A blockchain-based and privacy-preserved authentication scheme for inter-constellation collaboration in Space-Ground Integrated Networks

Abstract

Space-Ground Integrated Networks (SGINs) make it convenient for users to access services anywhere. In the space segment, satellite constellations can cooperate to provide better space services. However, due to the lack of trust among different constellations, communication security and privacy protection are important issues that need to be solved during inter-constellation cooperation. In this work, with recent advances of blockchain, we present a trusted and privacy-preserved authentication scheme for inter-constellation collaboration. To preserve privacy, we design permanent and temporary identities for each satellite.
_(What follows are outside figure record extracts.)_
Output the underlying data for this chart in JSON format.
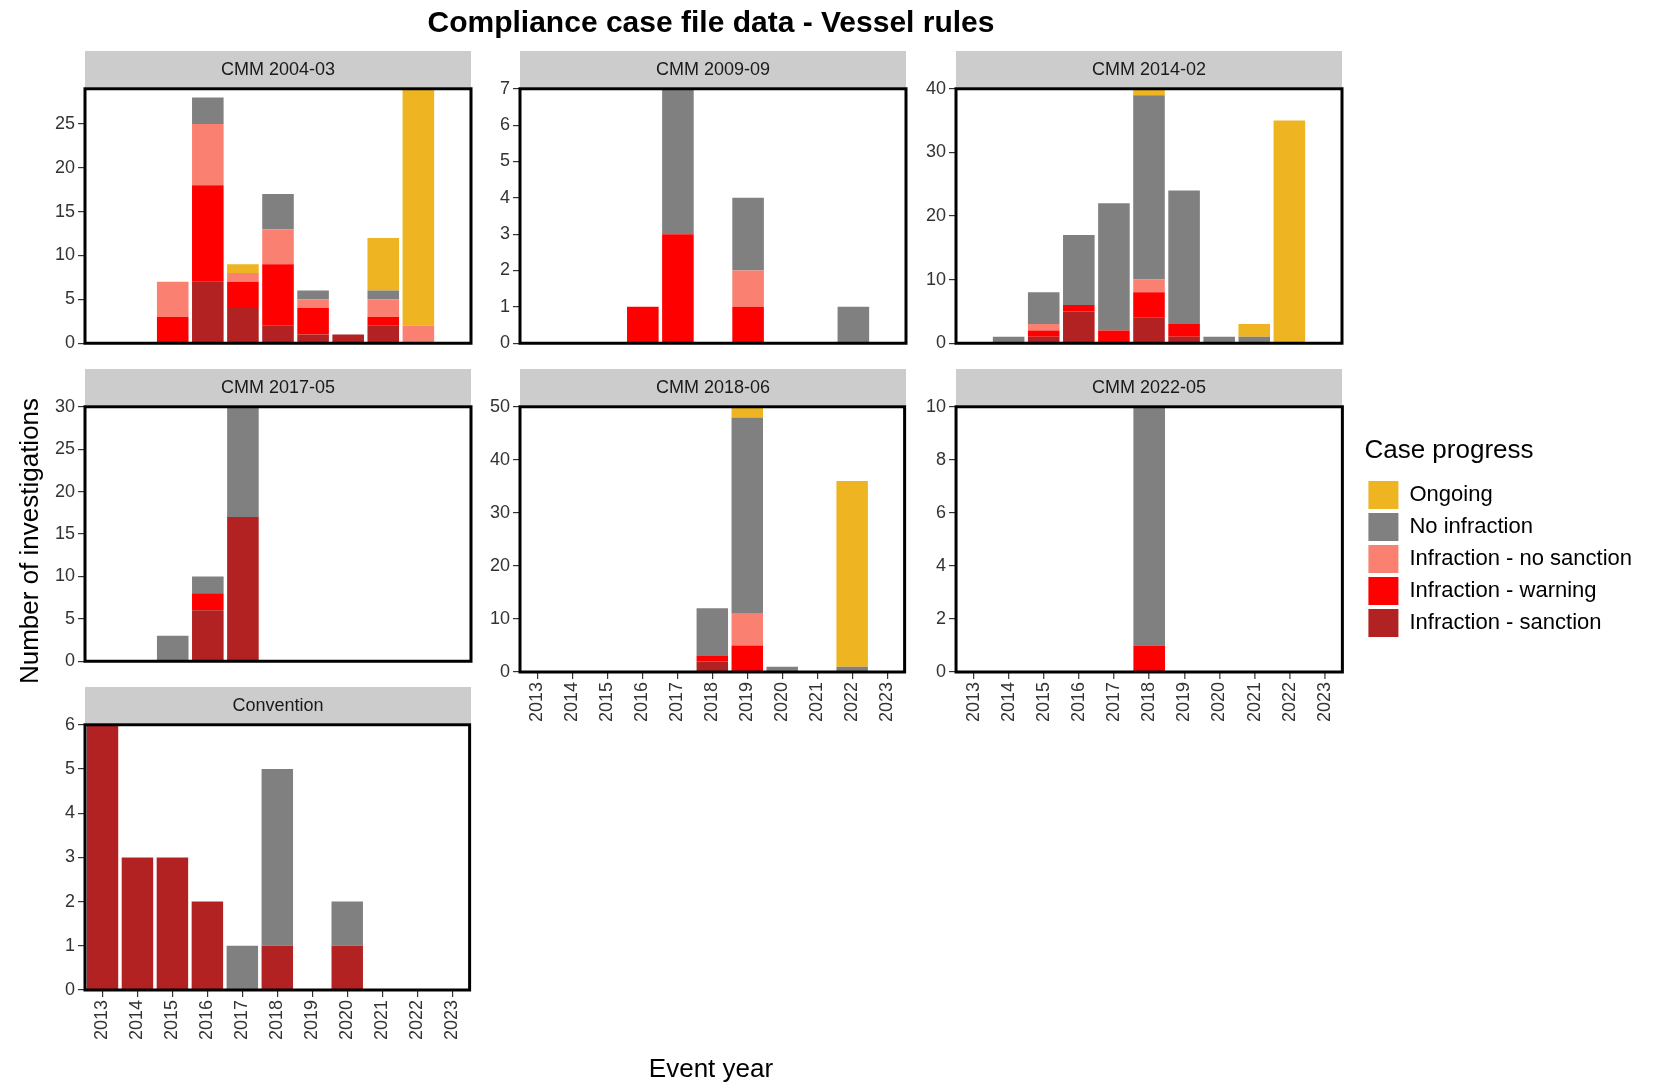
{
  "chart_data": [
    {
      "type": "other",
      "title": "Compliance case file data - Vessel rules",
      "xlabel": "Event year",
      "ylabel": "Number of investigations"
    },
    {
      "type": "bar",
      "title": "CMM 2004-03",
      "stacked": true,
      "categories": [
        "2013",
        "2014",
        "2015",
        "2016",
        "2017",
        "2018",
        "2019",
        "2020",
        "2021",
        "2022",
        "2023"
      ],
      "series": [
        {
          "color": "#b22222",
          "values": [
            0,
            0,
            0,
            7,
            4,
            2,
            1,
            1,
            2,
            0,
            0
          ]
        },
        {
          "color": "#ff0000",
          "values": [
            0,
            0,
            3,
            11,
            3,
            7,
            3,
            0,
            1,
            0,
            0
          ]
        },
        {
          "color": "#fa8072",
          "values": [
            0,
            0,
            4,
            7,
            1,
            4,
            1,
            0,
            2,
            2,
            0
          ]
        },
        {
          "color": "#808080",
          "values": [
            0,
            0,
            0,
            3,
            0,
            4,
            1,
            0,
            1,
            0,
            0
          ]
        },
        {
          "color": "#eeb422",
          "values": [
            0,
            0,
            0,
            0,
            1,
            0,
            0,
            0,
            6,
            27,
            0
          ]
        }
      ],
      "ylim": [
        0,
        29
      ],
      "yticks": [
        0,
        5,
        10,
        15,
        20,
        25
      ],
      "tick_labels": "y"
    },
    {
      "type": "bar",
      "title": "CMM 2009-09",
      "stacked": true,
      "categories": [
        "2013",
        "2014",
        "2015",
        "2016",
        "2017",
        "2018",
        "2019",
        "2020",
        "2021",
        "2022",
        "2023"
      ],
      "series": [
        {
          "color": "#b22222",
          "values": [
            0,
            0,
            0,
            0,
            0,
            0,
            0,
            0,
            0,
            0,
            0
          ]
        },
        {
          "color": "#ff0000",
          "values": [
            0,
            0,
            0,
            1,
            3,
            0,
            1,
            0,
            0,
            0,
            0
          ]
        },
        {
          "color": "#fa8072",
          "values": [
            0,
            0,
            0,
            0,
            0,
            0,
            1,
            0,
            0,
            0,
            0
          ]
        },
        {
          "color": "#808080",
          "values": [
            0,
            0,
            0,
            0,
            4,
            0,
            2,
            0,
            0,
            1,
            0
          ]
        },
        {
          "color": "#eeb422",
          "values": [
            0,
            0,
            0,
            0,
            0,
            0,
            0,
            0,
            0,
            0,
            0
          ]
        }
      ],
      "ylim": [
        0,
        7
      ],
      "yticks": [
        0,
        1,
        2,
        3,
        4,
        5,
        6,
        7
      ],
      "tick_labels": "y"
    },
    {
      "type": "bar",
      "title": "CMM 2014-02",
      "stacked": true,
      "categories": [
        "2013",
        "2014",
        "2015",
        "2016",
        "2017",
        "2018",
        "2019",
        "2020",
        "2021",
        "2022",
        "2023"
      ],
      "series": [
        {
          "color": "#b22222",
          "values": [
            0,
            0,
            1,
            5,
            0,
            4,
            1,
            0,
            0,
            0,
            0
          ]
        },
        {
          "color": "#ff0000",
          "values": [
            0,
            0,
            1,
            1,
            2,
            4,
            2,
            0,
            0,
            0,
            0
          ]
        },
        {
          "color": "#fa8072",
          "values": [
            0,
            0,
            1,
            0,
            0,
            2,
            0,
            0,
            0,
            0,
            0
          ]
        },
        {
          "color": "#808080",
          "values": [
            0,
            1,
            5,
            11,
            20,
            29,
            21,
            1,
            1,
            0,
            0
          ]
        },
        {
          "color": "#eeb422",
          "values": [
            0,
            0,
            0,
            0,
            0,
            1,
            0,
            0,
            2,
            35,
            0
          ]
        }
      ],
      "ylim": [
        0,
        40
      ],
      "yticks": [
        0,
        10,
        20,
        30,
        40
      ],
      "tick_labels": "y"
    },
    {
      "type": "bar",
      "title": "CMM 2017-05",
      "stacked": true,
      "categories": [
        "2013",
        "2014",
        "2015",
        "2016",
        "2017",
        "2018",
        "2019",
        "2020",
        "2021",
        "2022",
        "2023"
      ],
      "series": [
        {
          "color": "#b22222",
          "values": [
            0,
            0,
            0,
            6,
            17,
            0,
            0,
            0,
            0,
            0,
            0
          ]
        },
        {
          "color": "#ff0000",
          "values": [
            0,
            0,
            0,
            2,
            0,
            0,
            0,
            0,
            0,
            0,
            0
          ]
        },
        {
          "color": "#fa8072",
          "values": [
            0,
            0,
            0,
            0,
            0,
            0,
            0,
            0,
            0,
            0,
            0
          ]
        },
        {
          "color": "#808080",
          "values": [
            0,
            0,
            3,
            2,
            13,
            0,
            0,
            0,
            0,
            0,
            0
          ]
        },
        {
          "color": "#eeb422",
          "values": [
            0,
            0,
            0,
            0,
            0,
            0,
            0,
            0,
            0,
            0,
            0
          ]
        }
      ],
      "ylim": [
        0,
        30
      ],
      "yticks": [
        0,
        5,
        10,
        15,
        20,
        25,
        30
      ],
      "tick_labels": "y"
    },
    {
      "type": "bar",
      "title": "CMM 2018-06",
      "stacked": true,
      "categories": [
        "2013",
        "2014",
        "2015",
        "2016",
        "2017",
        "2018",
        "2019",
        "2020",
        "2021",
        "2022",
        "2023"
      ],
      "series": [
        {
          "color": "#b22222",
          "values": [
            0,
            0,
            0,
            0,
            0,
            2,
            0,
            0,
            0,
            0,
            0
          ]
        },
        {
          "color": "#ff0000",
          "values": [
            0,
            0,
            0,
            0,
            0,
            1,
            5,
            0,
            0,
            0,
            0
          ]
        },
        {
          "color": "#fa8072",
          "values": [
            0,
            0,
            0,
            0,
            0,
            0,
            6,
            0,
            0,
            0,
            0
          ]
        },
        {
          "color": "#808080",
          "values": [
            0,
            0,
            0,
            0,
            0,
            9,
            37,
            1,
            0,
            1,
            0
          ]
        },
        {
          "color": "#eeb422",
          "values": [
            0,
            0,
            0,
            0,
            0,
            0,
            2,
            0,
            0,
            35,
            0
          ]
        }
      ],
      "ylim": [
        0,
        50
      ],
      "yticks": [
        0,
        10,
        20,
        30,
        40,
        50
      ]
    },
    {
      "type": "bar",
      "title": "CMM 2022-05",
      "stacked": true,
      "categories": [
        "2013",
        "2014",
        "2015",
        "2016",
        "2017",
        "2018",
        "2019",
        "2020",
        "2021",
        "2022",
        "2023"
      ],
      "series": [
        {
          "name": "Infraction - sanction",
          "color": "#b22222",
          "values": [
            0,
            0,
            0,
            0,
            0,
            0,
            0,
            0,
            0,
            0,
            0
          ]
        },
        {
          "name": "Infraction - warning",
          "color": "#ff0000",
          "values": [
            0,
            0,
            0,
            0,
            0,
            1,
            0,
            0,
            0,
            0,
            0
          ]
        },
        {
          "name": "Infraction - no sanction",
          "color": "#fa8072",
          "values": [
            0,
            0,
            0,
            0,
            0,
            0,
            0,
            0,
            0,
            0,
            0
          ]
        },
        {
          "name": "No infraction",
          "color": "#808080",
          "values": [
            0,
            0,
            0,
            0,
            0,
            9,
            0,
            0,
            0,
            0,
            0
          ]
        },
        {
          "name": "Ongoing",
          "color": "#eeb422",
          "values": [
            0,
            0,
            0,
            0,
            0,
            0,
            0,
            0,
            0,
            0,
            0
          ]
        }
      ],
      "ylim": [
        0,
        10
      ],
      "yticks": [
        0,
        2,
        4,
        6,
        8,
        10
      ],
      "legend": "right",
      "legend_title": "Case progress"
    },
    {
      "type": "bar",
      "title": "Convention",
      "stacked": true,
      "categories": [
        "2013",
        "2014",
        "2015",
        "2016",
        "2017",
        "2018",
        "2019",
        "2020",
        "2021",
        "2022",
        "2023"
      ],
      "series": [
        {
          "color": "#b22222",
          "values": [
            6,
            3,
            3,
            2,
            0,
            1,
            0,
            1,
            0,
            0,
            0
          ]
        },
        {
          "color": "#ff0000",
          "values": [
            0,
            0,
            0,
            0,
            0,
            0,
            0,
            0,
            0,
            0,
            0
          ]
        },
        {
          "color": "#fa8072",
          "values": [
            0,
            0,
            0,
            0,
            0,
            0,
            0,
            0,
            0,
            0,
            0
          ]
        },
        {
          "color": "#808080",
          "values": [
            0,
            0,
            0,
            0,
            1,
            4,
            0,
            1,
            0,
            0,
            0
          ]
        },
        {
          "color": "#eeb422",
          "values": [
            0,
            0,
            0,
            0,
            0,
            0,
            0,
            0,
            0,
            0,
            0
          ]
        }
      ],
      "ylim": [
        0,
        6
      ],
      "yticks": [
        0,
        1,
        2,
        3,
        4,
        5,
        6
      ]
    }
  ]
}
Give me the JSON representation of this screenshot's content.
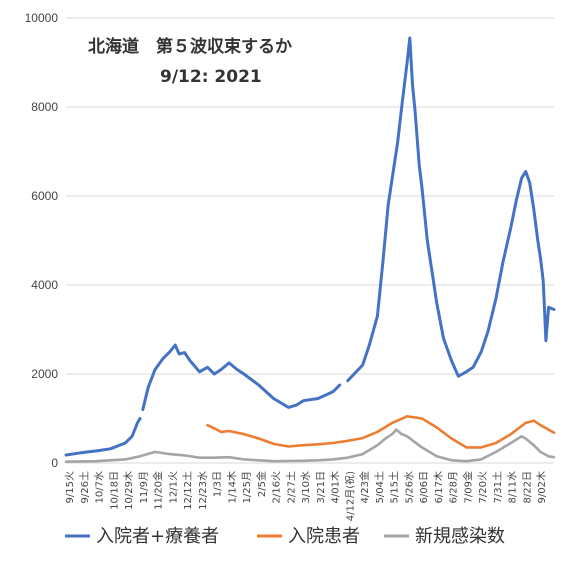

The permanent one is used for inner-constellation communication, and the temporary identity is for inter-constellation cooperation, respectively. Meanwhile, satellites generate temporary identities for themselves to avoid privacy leakage. A consortium blockchain is introduced for sharing information among cooperative satellite constellations. Furthermore, to achieve efficient authentication under limited resources, a replica storage node method is proposed, where well-resourced satellites cache the replicated information shared through the blockchain. The replica storage node selection is formulated as an integer programming problem and solved with a branch and bound algorithm. Security analysis, including formal analysis using BAN Logic and informal verification, shows that the proposed authentication scheme is secure against various potential attacks. A comparative analysis among the proposed scheme and other blockchain-based schemes shows that the proposed scheme achieves efficiency in signaling, computation, and communication overheads with more functionality attributes. In addition, evaluations also demonstrate that the proposed on-board caching scheme achieves low communication latency and storage cost.